The 4300 series engine is a large V6 engine used in many General Motors trucks from 1985 to 2003. It was designed to replace an earlier, more expensive GM V8 engine. During the 1990s the global economy was going through many different changes. In North America (U.S. and Canada) there were healthy economic growth rates. However with the fall of the Soviet Union and the decline in communism led to sluggish economies in Russia and Eastern Europe. This also had negative impacts on China. Relations between NATO countries and China also were tense do to the Tiananmen Square Massacre(Grubbstrom & Hinterhuber, 1994). So, GM needed to innovate a way to make an inexpensive, powerful engine. To make it inexpensive, GM made the entire engine out of cast iron. This is much cheaper to manufacture than the standard aluminum engines. To make the engine as powerful as a V8, GM invented Vortec, a revolutionary new way to mix air and fuel. Vortec creates a vortex inside the combustion chamber, which creates an optimal mix of air and fuel. This allows the engine to produce as much power as a V8, while being smaller and more efficient. The cheaper production costs trickle down to the consumer, causing the price of vehicles this engine is in to decrease. This makes these vehicles available on almost any budget, and thus the engine is sold worldwide,however due to the tense relations with China there was limited trade within Asia. The Engine however sold very successfully in South America; in fact, the 4300 is still sold in Brazil and Chile, even though it was replaced in 2003 by the 4800 engine. Due the changes mentioned earlier it allowed GM to market the engine as more efficient and therefore saves on fuel and more reliable. The GM 4300 V6 is 188 lb less than the V8, but lower power going from 270hp ot 200hp and 275lb-ft to 260lb-ft. GM designed the V6 to be smaller and more efficient and so the overall performance between these engines is roughly similar.
This product was intended to be put in some of GM's light trucks, such as the Chevy Express, GMC Safari, and Chevy Blazer. Due to the wide range of vehicles it can be put in, the 4300 could be used for professional or domestic purposes. Domestically this engine could be used to in vehicles that are intended for domestic uses such as passengers and smaller loads for home improvement needs. However this engine is powerful enough to be used professionally for small businesses such as pluming and lawn care. These businesses need an engine capable of hauling equipment.
The intended use of this product is to propel the vehicle forward, charge the battery, and run the heater. The process by which it does this will be explained in the next section.

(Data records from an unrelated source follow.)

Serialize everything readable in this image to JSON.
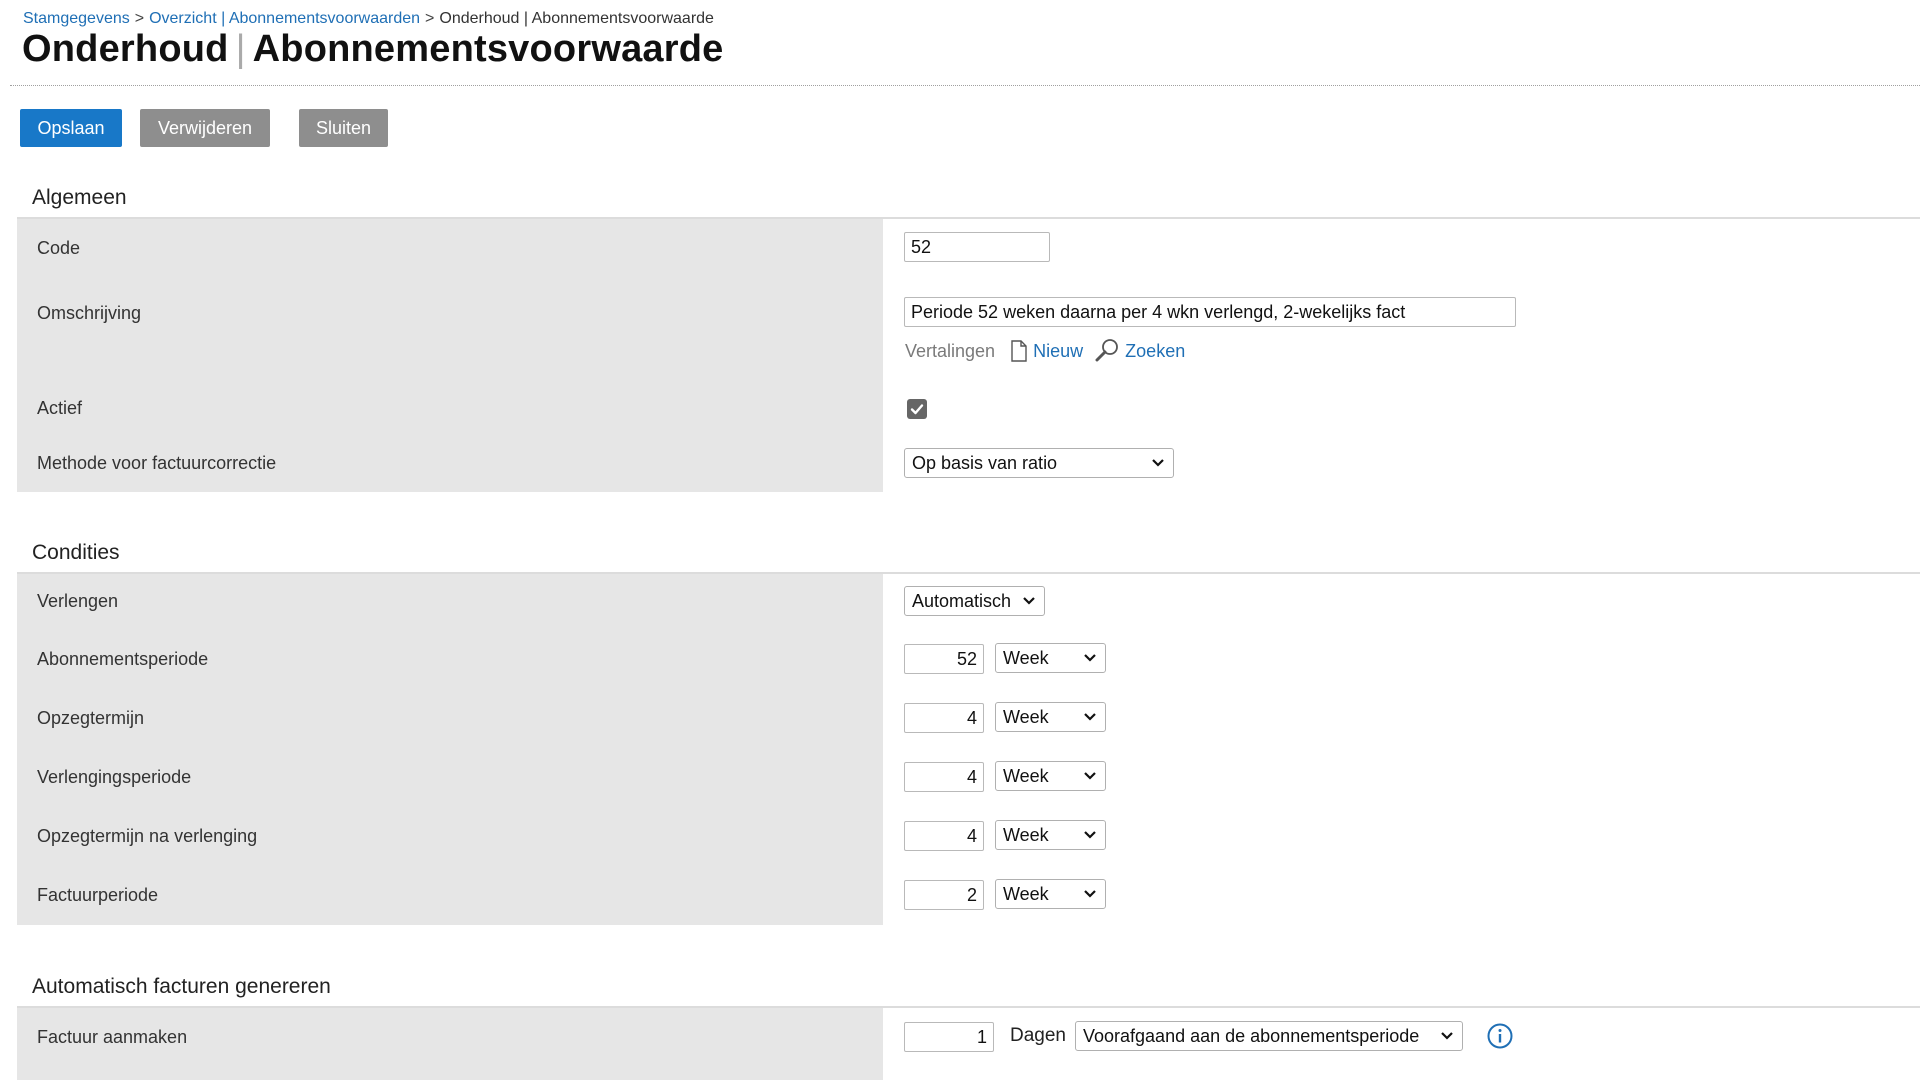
{
  "breadcrumb": {
    "items": [
      "Stamgegevens",
      "Overzicht | Abonnementsvoorwaarden",
      "Onderhoud | Abonnementsvoorwaarde"
    ],
    "separator": ">"
  },
  "page": {
    "title_part1": "Onderhoud",
    "title_separator": "|",
    "title_part2": "Abonnementsvoorwaarde"
  },
  "toolbar": {
    "save_label": "Opslaan",
    "delete_label": "Verwijderen",
    "close_label": "Sluiten"
  },
  "colors": {
    "primary_button": "#1878c8",
    "secondary_button": "#8e8e8e",
    "label_background": "#e6e6e6",
    "link": "#1f6fb5"
  },
  "general": {
    "title": "Algemeen",
    "code_label": "Code",
    "code_value": "52",
    "description_label": "Omschrijving",
    "description_value": "Periode 52 weken daarna per 4 wkn verlengd, 2-wekelijks fact",
    "translations_label": "Vertalingen",
    "new_label": "Nieuw",
    "search_label": "Zoeken",
    "active_label": "Actief",
    "active_checked": true,
    "correction_method_label": "Methode voor factuurcorrectie",
    "correction_method_value": "Op basis van ratio"
  },
  "conditions": {
    "title": "Condities",
    "extend_label": "Verlengen",
    "extend_value": "Automatisch",
    "rows": [
      {
        "label": "Abonnementsperiode",
        "value": "52",
        "unit": "Week"
      },
      {
        "label": "Opzegtermijn",
        "value": "4",
        "unit": "Week"
      },
      {
        "label": "Verlengingsperiode",
        "value": "4",
        "unit": "Week"
      },
      {
        "label": "Opzegtermijn na verlenging",
        "value": "4",
        "unit": "Week"
      },
      {
        "label": "Factuurperiode",
        "value": "2",
        "unit": "Week"
      }
    ]
  },
  "auto_invoice": {
    "title": "Automatisch facturen genereren",
    "create_label": "Factuur aanmaken",
    "create_value": "1",
    "days_label": "Dagen",
    "timing_value": "Voorafgaand aan de abonnementsperiode",
    "info_icon": "info-icon"
  }
}
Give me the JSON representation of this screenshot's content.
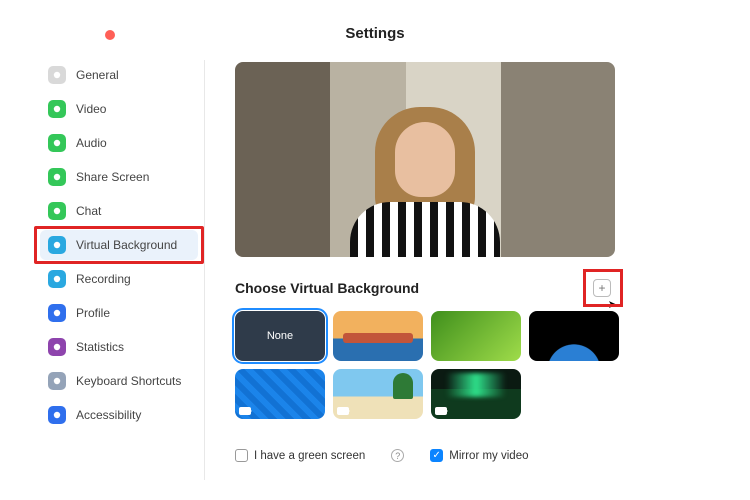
{
  "title": "Settings",
  "sidebar": {
    "items": [
      {
        "label": "General",
        "icon": "gear-icon",
        "color": "#d9d9d9"
      },
      {
        "label": "Video",
        "icon": "video-icon",
        "color": "#34c759"
      },
      {
        "label": "Audio",
        "icon": "audio-icon",
        "color": "#34c759"
      },
      {
        "label": "Share Screen",
        "icon": "share-screen-icon",
        "color": "#34c759"
      },
      {
        "label": "Chat",
        "icon": "chat-icon",
        "color": "#34c759"
      },
      {
        "label": "Virtual Background",
        "icon": "virtual-background-icon",
        "color": "#2aa8e0",
        "active": true,
        "highlight": true
      },
      {
        "label": "Recording",
        "icon": "recording-icon",
        "color": "#2aa8e0"
      },
      {
        "label": "Profile",
        "icon": "profile-icon",
        "color": "#2f6fed"
      },
      {
        "label": "Statistics",
        "icon": "statistics-icon",
        "color": "#8e44ad"
      },
      {
        "label": "Keyboard Shortcuts",
        "icon": "keyboard-icon",
        "color": "#94a3b8"
      },
      {
        "label": "Accessibility",
        "icon": "accessibility-icon",
        "color": "#2f6fed"
      }
    ]
  },
  "main": {
    "section_title": "Choose Virtual Background",
    "add_button_highlight": true,
    "thumbnails": [
      {
        "id": "none",
        "label": "None",
        "selected": true
      },
      {
        "id": "golden-gate"
      },
      {
        "id": "grass"
      },
      {
        "id": "earth"
      },
      {
        "id": "blue-pattern",
        "has_video_icon": true
      },
      {
        "id": "beach",
        "has_video_icon": true
      },
      {
        "id": "aurora",
        "has_video_icon": true
      }
    ],
    "options": {
      "green_screen": {
        "label": "I have a green screen",
        "checked": false
      },
      "mirror": {
        "label": "Mirror my video",
        "checked": true
      }
    },
    "help_glyph": "?"
  }
}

The main types of energy used in this engine are chemical energy, thermal energy and mechanical energy. The internal combustion engine converts chemical energy from the fuel to mechanical energy by adding heat. Chemical energy is originally imported into the system through the fuel injector. Gasoline is injected into intake manifold. Utilizing the Vortec system the gas and oxygen are mixed together and injected into the cylinder. The piston comes up and compresses the gasoline-oxygen mixture. Then the spark plug ignites the mixture and the resulting combustion forces the piston down. The piston takes on a translational motion and provides a moment around the crankshaft creating a rotational motion. As a result, the crankshaft spins the drive shaft which in turn rotates the axle and wheels, as well as charging the battery. Any of the excess thermal energy is either dissipated through the hood, or funneled into the cabin if the heater is on("How Car Engines Works",2000).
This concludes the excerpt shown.